Я его в эту дырочку вставлю
и согну, покрутив у виска.
Поворот механизма натужен —
не хватает каких-то пружин.
Приглашает индейка на ужин,
а судьба соблюдает режим.
Обрати внимание, читатель, как внешне легко «выстреливаются» трагические обобщения Остудина: «Бог выберет тебя и не применит!» — или: эта судьба (злодейка-индейка), которая «соблюдает режим». Здесь такой соблазн возникает — поставить точку, привлечь читательское внимание ударной концовкой, но именно потому, что это не придумано, а рождено в течение и в течении стиха, как и в первом, так и во втором случае, не теряя интонации и художественного содержания, продолжается стихотворная речь, разворачивая поэтическую картину:
За подкладкой — идеи из меди,
в черепушке копейки звенят.
Как закат отвратительно медлит,
как стихи упоительно злят!
И в стране, где дороги в порядке —
в глушь, в Саратов, поэтов маня,
наступает прохожим на пятки
оболденская осень моя!
Право же, да простит мне автор фривольность, «в черепушке» Остудина возникает поэзия в своем первородстве. И это дороже любой литературной игры, любой шалости поэта. Только не показалось бы читателю, что сама по себе игра раздражает рецензента, нет же — в том и дело, что в большинстве своем игровые приемы автора работают, действуют, создают, выстраивают поэтический характер Остудина. Его ассоциативные переключения стремительны, изобретательны, азартны. Свободное поэтическое дыхание — очевидная примета остудинского стиха, и привет классику звучит в качестве поэтического сопряжения времен, когда поэтика сегодняшнего дня отзывается узнаванием поэзии, уже преодолевшей временные границы:
Люблю грозу в конце июня,
когда кипит в саду вода,
когда пускают окна слюни
и днем темно как никогда…
Сломив сопротивленье Ома,
природной физики азы,
дождь отрясает клубни грома
с трепещущих корней грозы!
Тогда и выстоять не страшно
былинкой в этом кураже.
Сирени гречневая каша
готова к ужину уже…
Остудина вкусно цитировать еще и потому, что стих его музыкален, аллитеррирован, многозвучен и это не достигается мучительными стараниями бедного интеллекта, а является еще одним важным природным свойством его стихо-творной речи. Иными словами — Остудин точен не только в слове, о чем уже было сказано. Он точен в звуке. Стих богат, свободен, таким бы и писать «клубни грома» и «корни грозы», да вот болевое ощущение времени и пространства ищет точного приземления: «Ты летаешь, как птица, только некуда сесть!» — печалится автор.

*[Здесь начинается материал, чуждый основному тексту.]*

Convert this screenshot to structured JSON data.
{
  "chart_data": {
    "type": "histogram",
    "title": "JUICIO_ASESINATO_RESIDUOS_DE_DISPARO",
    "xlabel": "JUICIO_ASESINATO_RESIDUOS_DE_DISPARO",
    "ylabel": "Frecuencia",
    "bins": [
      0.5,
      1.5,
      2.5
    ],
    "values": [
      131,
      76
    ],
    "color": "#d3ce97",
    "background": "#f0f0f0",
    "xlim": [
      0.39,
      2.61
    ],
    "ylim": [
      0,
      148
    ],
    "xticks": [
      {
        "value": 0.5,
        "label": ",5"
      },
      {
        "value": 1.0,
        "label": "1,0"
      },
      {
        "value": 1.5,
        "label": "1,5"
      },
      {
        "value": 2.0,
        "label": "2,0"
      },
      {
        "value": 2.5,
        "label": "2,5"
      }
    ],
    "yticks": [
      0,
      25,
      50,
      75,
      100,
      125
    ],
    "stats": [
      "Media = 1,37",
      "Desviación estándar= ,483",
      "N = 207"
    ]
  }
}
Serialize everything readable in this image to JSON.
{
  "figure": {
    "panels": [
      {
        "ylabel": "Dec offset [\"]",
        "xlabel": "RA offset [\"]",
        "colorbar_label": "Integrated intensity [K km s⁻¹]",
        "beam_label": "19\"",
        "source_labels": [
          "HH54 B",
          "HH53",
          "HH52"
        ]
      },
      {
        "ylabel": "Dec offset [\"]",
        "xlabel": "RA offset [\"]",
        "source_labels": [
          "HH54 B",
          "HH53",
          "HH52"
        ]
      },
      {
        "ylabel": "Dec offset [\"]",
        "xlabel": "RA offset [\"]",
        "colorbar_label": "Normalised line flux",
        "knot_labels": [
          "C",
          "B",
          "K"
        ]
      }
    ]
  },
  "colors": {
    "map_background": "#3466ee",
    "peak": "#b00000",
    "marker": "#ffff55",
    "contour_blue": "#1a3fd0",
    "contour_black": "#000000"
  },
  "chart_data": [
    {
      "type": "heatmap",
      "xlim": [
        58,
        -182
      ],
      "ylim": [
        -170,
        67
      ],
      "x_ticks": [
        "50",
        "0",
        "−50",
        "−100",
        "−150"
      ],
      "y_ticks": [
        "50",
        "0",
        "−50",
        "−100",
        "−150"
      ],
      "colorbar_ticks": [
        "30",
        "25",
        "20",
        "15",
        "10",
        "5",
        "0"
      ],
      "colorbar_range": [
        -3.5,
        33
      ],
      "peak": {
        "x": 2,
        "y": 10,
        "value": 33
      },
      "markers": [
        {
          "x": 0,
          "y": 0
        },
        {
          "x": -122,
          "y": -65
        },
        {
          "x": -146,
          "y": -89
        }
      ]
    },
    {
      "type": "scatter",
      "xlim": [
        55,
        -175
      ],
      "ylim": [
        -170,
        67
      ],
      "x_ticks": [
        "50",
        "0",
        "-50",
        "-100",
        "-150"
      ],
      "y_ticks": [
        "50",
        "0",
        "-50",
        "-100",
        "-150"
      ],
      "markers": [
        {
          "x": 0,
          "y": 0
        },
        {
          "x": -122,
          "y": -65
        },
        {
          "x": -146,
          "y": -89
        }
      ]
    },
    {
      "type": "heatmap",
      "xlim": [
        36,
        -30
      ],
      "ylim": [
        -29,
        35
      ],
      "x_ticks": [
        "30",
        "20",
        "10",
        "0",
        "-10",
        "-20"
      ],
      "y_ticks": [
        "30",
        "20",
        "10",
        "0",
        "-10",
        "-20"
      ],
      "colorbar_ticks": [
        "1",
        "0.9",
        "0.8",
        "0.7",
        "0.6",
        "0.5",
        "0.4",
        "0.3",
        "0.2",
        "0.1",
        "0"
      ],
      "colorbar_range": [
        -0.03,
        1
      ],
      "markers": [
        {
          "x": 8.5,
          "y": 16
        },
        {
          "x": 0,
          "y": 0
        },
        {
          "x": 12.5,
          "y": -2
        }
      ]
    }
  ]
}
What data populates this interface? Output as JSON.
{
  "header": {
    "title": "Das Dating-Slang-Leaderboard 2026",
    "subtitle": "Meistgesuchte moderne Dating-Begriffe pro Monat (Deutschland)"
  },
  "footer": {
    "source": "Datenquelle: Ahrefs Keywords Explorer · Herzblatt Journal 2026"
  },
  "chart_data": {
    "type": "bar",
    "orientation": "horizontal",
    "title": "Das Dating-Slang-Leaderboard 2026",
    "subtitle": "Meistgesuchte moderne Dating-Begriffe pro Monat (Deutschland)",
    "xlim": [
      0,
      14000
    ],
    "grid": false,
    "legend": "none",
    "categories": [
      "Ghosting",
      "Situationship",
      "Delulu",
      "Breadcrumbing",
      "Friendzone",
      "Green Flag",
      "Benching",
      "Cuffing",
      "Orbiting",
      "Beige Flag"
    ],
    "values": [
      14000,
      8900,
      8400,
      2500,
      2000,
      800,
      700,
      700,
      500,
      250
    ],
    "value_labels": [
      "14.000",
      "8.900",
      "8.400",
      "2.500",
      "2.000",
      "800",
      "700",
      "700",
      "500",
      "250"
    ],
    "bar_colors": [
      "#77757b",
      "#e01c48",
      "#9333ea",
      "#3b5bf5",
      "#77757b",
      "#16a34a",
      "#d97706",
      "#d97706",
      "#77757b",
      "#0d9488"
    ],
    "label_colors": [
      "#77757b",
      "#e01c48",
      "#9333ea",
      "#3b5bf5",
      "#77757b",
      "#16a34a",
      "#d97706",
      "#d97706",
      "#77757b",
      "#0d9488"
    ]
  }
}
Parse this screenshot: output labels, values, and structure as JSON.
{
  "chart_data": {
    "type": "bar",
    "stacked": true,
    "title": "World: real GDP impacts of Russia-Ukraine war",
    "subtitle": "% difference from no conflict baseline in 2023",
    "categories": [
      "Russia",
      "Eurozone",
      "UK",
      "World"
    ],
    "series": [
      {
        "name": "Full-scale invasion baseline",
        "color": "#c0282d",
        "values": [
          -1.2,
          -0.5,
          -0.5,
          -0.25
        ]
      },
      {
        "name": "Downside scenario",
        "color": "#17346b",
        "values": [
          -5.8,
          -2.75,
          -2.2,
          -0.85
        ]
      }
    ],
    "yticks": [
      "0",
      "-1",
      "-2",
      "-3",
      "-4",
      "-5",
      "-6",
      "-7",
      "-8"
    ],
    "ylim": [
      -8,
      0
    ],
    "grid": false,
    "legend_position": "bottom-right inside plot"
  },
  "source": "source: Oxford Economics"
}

Сказанное не значит, что поэт не ощущает земли под ногами, что им потеряно чувство родной почвы. Наоборот, он подчеркивает это свое земное — в духовном и географическом смысле происхождение:
Я вышел из детства, в чем был, ты меня
не рожала —
я выскользнул искрой в трубу из ночного
пожара!
удящее пламя казанских проулков и скверов
вылизывало, будто сука, нас —
сирых и серых.
Я вышел за квасом с бидоном
в июльское утро
во двор, где на лавках — портвейн, а в кустах
— камасутра.
Где пеной пивной поднялись
тополиные кроны
и старый фокстрот подавился иглой
патефонной!
Каждый настоящий поэт заново открывает «свою Америку» (по Винокурову), открывает свою Казань. Каждый настоящий поэт, таким образом, открывает свой мир, обретает его и себя в этом мире. Жизнь может быть обыденно печальной, «простой», как заметил сам Остудин, но это прежде всего — жизнь! И жизнь во всех ее проявлениях — радость жизни, радость бытия. Об этом можно рассуждать, не замечая, что пафос отдает дешевым содержанием, что произносишь банальные вещи, но обратись к слову поэта — и банальное станет неожиданным в своей простоте открытием:
Дождь доносы печатает нудно,
ну и ты по стеклу барабань!
На суку, где болтался Иуда,
астраханская сохнет тарань.
Банка с пивом, разбитая осень —
пусть ее киноварь в монтаже.
Все любви у Всевышнего просим,
невдомек, что любимы уже…
Внимательный читатель, соглашается ли он с мнением рецензента, или готов спорить с ним, прослеживая цитаты из остудинских стихов, не может не ощутить мощную лирическую волну, составляющую суть поэзии Алексея Остудина. Его лирико-философские стихи — при всем разнообразии постмодернистских
приемов, в исполнении автора не противоречащих прямоте лирического высказывания, — доверительны по отношению к читателю. Остудин чувствует своего собеседника, потому что он сам — собеседник, щедрый на полноту человече-
ской искренности и отзывчивости. Это хорошо прослеживается во многих цитированных выше строках. Остудин испытывает страх перед всякой житейской и, в том числе, словесной фальшью. Поэтому тонко чувствует момент, когда стиховая интонация приближается к выспренности, пафосности, а они претят Остудину и его стиху. Переключение регистров — надежный инструмент поэта. Ирония, улыбка, озорство немедленно приходят ему на помощь, снижая «форсаж»:
Танцующий лезгинку шесть веков
оброс Тбилиси шерстью облаков —
оттуда и прядется нить Кавказа.
Куру с Арагви Лермонтов связал:
у Грузии зеленые глаза
и гибкий стан девицы, что ни разу.
Но чем важнее для поэта мысль-переживание, тем сдержанней интонация автора, тем строже его строка, это видно в одной из его новых журнальных публикаций:
Цыганский откудахтал леденец...
Двадцатый век, позволь, пока не поздно,
тебя вдохнуть, как жемчуга ловец
с запасом набирает свежий воздух.
Путешествие по книге поэта Остудина сродни путешествию по Вселенной, которая может представляться безграни-чной, а может сжиматься до предельной малости — в любом случае читателя ждет ощущение всеохватности жизни. По-остудински это звучит так:
Обернется правителем шизик,
брызнет солнце в кромешную ночь —
ничего нет причудливей жизни,
даже то, что представить невмочь.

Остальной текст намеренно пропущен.